Bon, il faut tout d’abord savoir que je n’ai découvert Dick Maas et ses films que cet automne, durant le FEFFS, et qu’en plus d’être un type formidable et une source intarissable de bonne humeur et d’anecdotes, c’est un réalisateur fascinant. Il se dégage de chacun de ses films un réel amour pour le genre. Amour qu’on pourrait considérer aussi passionnel que celui d’Arnie pour sa Plymouth, tiens.

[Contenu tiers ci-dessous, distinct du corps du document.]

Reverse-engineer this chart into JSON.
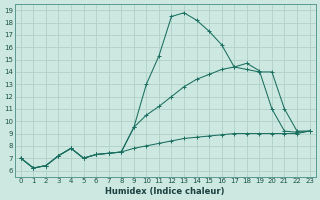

J’en tiens pour preuve une scène anthologique d’un autre de ses films, « Amsterdamned ». Celui-ci contient la course-poursuite la plus folle qu’il m’ait été donné de voir, véritable coup d’audace aux frontières de la légalité (budget réduit oblige) et qui aura connu un ‘léger’ accident de bateau pendant le tournage.

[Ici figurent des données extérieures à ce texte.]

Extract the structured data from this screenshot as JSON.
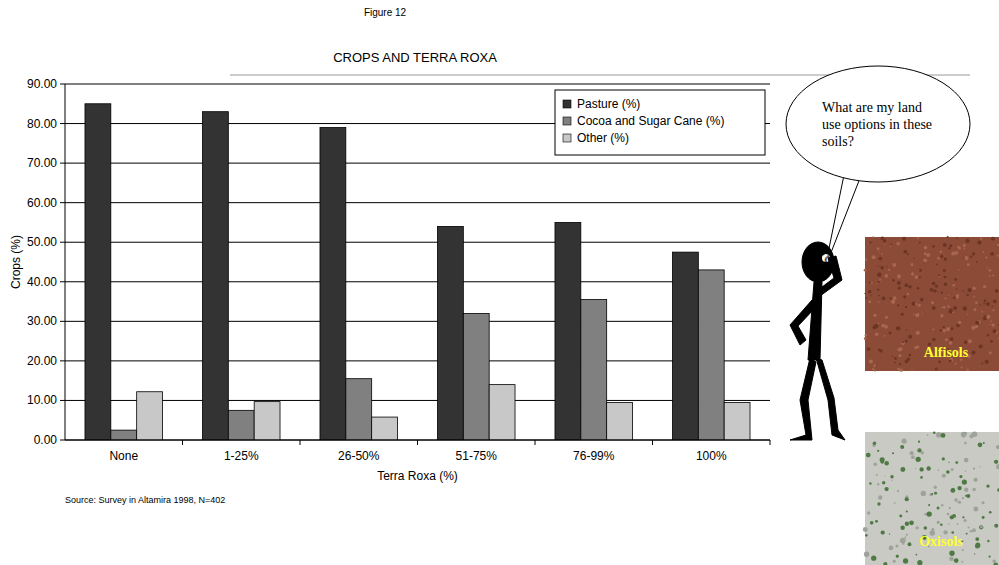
{
  "chart_data": {
    "type": "bar",
    "title": "CROPS AND TERRA ROXA",
    "x_label": "Terra Roxa (%)",
    "y_label": "Crops (%)",
    "annotations": [
      "Figure 12",
      "Source: Survey in Altamira 1998, N=402",
      "What are my land use options in these soils?",
      "Alfisols",
      "Oxisols"
    ],
    "categories": [
      "None",
      "1-25%",
      "26-50%",
      "51-75%",
      "76-99%",
      "100%"
    ],
    "series": [
      {
        "name": "Pasture (%)",
        "color": "#333333",
        "values": [
          85,
          83,
          79,
          54,
          55,
          47.5
        ]
      },
      {
        "name": "Cocoa and Sugar Cane (%)",
        "color": "#808080",
        "values": [
          2.5,
          7.5,
          15.5,
          32,
          35.5,
          43
        ]
      },
      {
        "name": "Other (%)",
        "color": "#c8c8c8",
        "values": [
          12.2,
          9.7,
          5.8,
          14,
          9.5,
          9.5
        ]
      }
    ],
    "ylim": [
      0,
      90
    ],
    "yticks": [
      {
        "value": 0,
        "label": "0.00"
      },
      {
        "value": 10,
        "label": "10.00"
      },
      {
        "value": 20,
        "label": "20.00"
      },
      {
        "value": 30,
        "label": "30.00"
      },
      {
        "value": 40,
        "label": "40.00"
      },
      {
        "value": 50,
        "label": "50.00"
      },
      {
        "value": 60,
        "label": "60.00"
      },
      {
        "value": 70,
        "label": "70.00"
      },
      {
        "value": 80,
        "label": "80.00"
      },
      {
        "value": 90,
        "label": "90.00"
      }
    ],
    "grid": true,
    "legend": "top-right"
  }
}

Revenons-en à « The Lift ». Ici, l’essentiel du film prend place dans un hôtel d’Amsterdam très attentive à la qualité de son service. Or, leur ascenseur semble présenter quelques défaillances techniques ayant pu causer la mort d’une poignée de clients. Est donc dépêché notre valeureux héros, mécanicien/électricien/dépanneur de son métier, lequel se trouvera vite interloqué par l’absence apparente de tout problème. S’ensuit toute une série de meurtres aux images percutantes, jusqu’à ce que l’investigation du personnage principal l’amène à une sombre découverte du plus pur style biomécanique.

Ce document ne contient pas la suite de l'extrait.